30.11.2009

Dieu versus Darwin

J'ai eu l'occasion de suivre un cours donné au Centre de Formation de l'évêché de Liège sous forme de cinq conférences.

Voici les notes que j'en ai recueillies.

La création : Dieu versus Darwin?

par Marcel BASTIN et JoëI SPRONCK

« Le mystère du commencement de toutes choses est insoluble pour nous »

Charles Darwin, Autobiographie

Introduction

Année 2009: un double anniversaire!

  • 200 ans de la naissance du célèbre naturaliste anglais Charles Darwin
  • 150 ans de la publication de son ouvrage sur L'origine des espèces.

 

MichelAngeAdamSixtine.jpgDes questions:

  • Comment interpréter les récits de création dans la Genèse?
  • Les chrétiens sont-ils des « créationnistes » ?
  • Une vision évolutive du monde et de l'homme autorise-t-elle à croire encore en un Dieu « créateur du ciel et de la terre »?
  • Quel est le sens et la pertinence de cet article de foi?

 

Déroulement du cours

1. Lundi 19/10 (MB). La création dans les récits de la Genèse (Gn 1 -2)

La Genèse raconte la création. D'autres récits, appelés cosmogonies, le font également. L'exemple choisit pour ce premier jour est un poème Babylonien. Les cosmogonies exposent la genèse d'un monde. Elles cherchent à répondre aux questions de l'homme sur l'origine des choses. Avec la création, on passe du chaos à l'ordre. Mais Dieu semble ne pas vouloir occuper toute la place. Il n'élimine pas les eaux, qui représentent les forces hostiles, mais il les repousse.

Le récit de la création de l'homme montre un Dieu qui cherche quelqu'un qui s'attellerait au même projet que lui. Cette attitude se prolonge quand il choisit Abraham, Jacob, Moïse.

 

2. Lundi 26/10 (MB).

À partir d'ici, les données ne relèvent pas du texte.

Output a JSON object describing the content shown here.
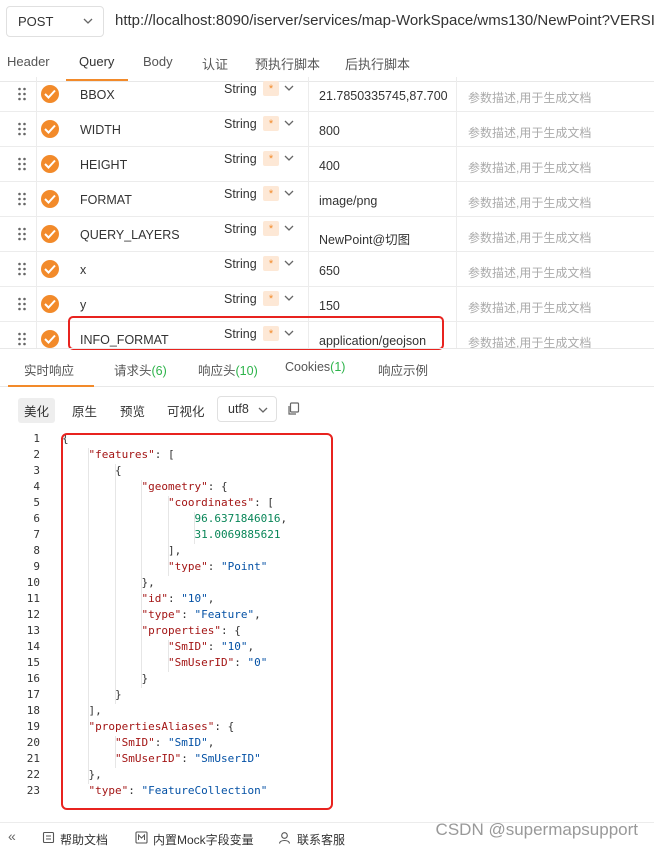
{
  "request": {
    "method": "POST",
    "url": "http://localhost:8090/iserver/services/map-WorkSpace/wms130/NewPoint?VERSIO"
  },
  "tabs": [
    "Header",
    "Query",
    "Body",
    "认证",
    "预执行脚本",
    "后执行脚本"
  ],
  "active_tab": "Query",
  "params": [
    {
      "name": "BBOX",
      "type": "String",
      "required": "*",
      "value": "21.7850335745,87.700",
      "desc": "参数描述,用于生成文档"
    },
    {
      "name": "WIDTH",
      "type": "String",
      "required": "*",
      "value": "800",
      "desc": "参数描述,用于生成文档"
    },
    {
      "name": "HEIGHT",
      "type": "String",
      "required": "*",
      "value": "400",
      "desc": "参数描述,用于生成文档"
    },
    {
      "name": "FORMAT",
      "type": "String",
      "required": "*",
      "value": "image/png",
      "desc": "参数描述,用于生成文档"
    },
    {
      "name": "QUERY_LAYERS",
      "type": "String",
      "required": "*",
      "value": "NewPoint@切图",
      "desc": "参数描述,用于生成文档"
    },
    {
      "name": "x",
      "type": "String",
      "required": "*",
      "value": "650",
      "desc": "参数描述,用于生成文档"
    },
    {
      "name": "y",
      "type": "String",
      "required": "*",
      "value": "150",
      "desc": "参数描述,用于生成文档"
    },
    {
      "name": "INFO_FORMAT",
      "type": "String",
      "required": "*",
      "value": "application/geojson",
      "desc": "参数描述,用于生成文档"
    }
  ],
  "response_tabs": [
    {
      "label": "实时响应",
      "count": ""
    },
    {
      "label": "请求头",
      "count": "(6)"
    },
    {
      "label": "响应头",
      "count": "(10)"
    },
    {
      "label": "Cookies",
      "count": "(1)"
    },
    {
      "label": "响应示例",
      "count": ""
    }
  ],
  "toolbar": {
    "beautify": "美化",
    "raw": "原生",
    "preview": "预览",
    "visualize": "可视化",
    "encoding": "utf8"
  },
  "code_lines": [
    "{",
    "    \"features\": [",
    "        {",
    "            \"geometry\": {",
    "                \"coordinates\": [",
    "                    96.6371846016,",
    "                    31.0069885621",
    "                ],",
    "                \"type\": \"Point\"",
    "            },",
    "            \"id\": \"10\",",
    "            \"type\": \"Feature\",",
    "            \"properties\": {",
    "                \"SmID\": \"10\",",
    "                \"SmUserID\": \"0\"",
    "            }",
    "        }",
    "    ],",
    "    \"propertiesAliases\": {",
    "        \"SmID\": \"SmID\",",
    "        \"SmUserID\": \"SmUserID\"",
    "    },",
    "    \"type\": \"FeatureCollection\""
  ],
  "footer": {
    "collapse": "«",
    "help": "帮助文档",
    "mock": "内置Mock字段变量",
    "support": "联系客服"
  },
  "watermark": "CSDN @supermapsupport",
  "colors": {
    "accent": "#f28a2a",
    "highlight": "#e8231f",
    "count": "#2db34a"
  }
}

La création à travers la Bible.

La soirée est consacrée à la lecture commentée de quelques passages de l'Ancien et du Nouveau Testament.

Dans le prophète Isaïe, on peut voir Dieu, toujours animé par la volonté d'établir l'ordre sur la terre qu'il a faite, se servir même de ses ennemis (Cyrus, prend Babylone en -539) pour aider à la reconstruction de Jérusalem. (Isaïe 44,24-27 et 45,11-13).

La bible est parsemée d'allusions à la création ainsi dans les proverbes 8, 22-31 où est décrite la Sagesse créatrice ; dans le livre de Job (4, 7-9 et 38, 8-11) à qui Dieu rappelle qu'il était seul au commencement pour aménager la terre ; dans le livre des Maccabées où apparaît pour la première fois l'idée que Dieu a tout fait de rien (ex nihilo)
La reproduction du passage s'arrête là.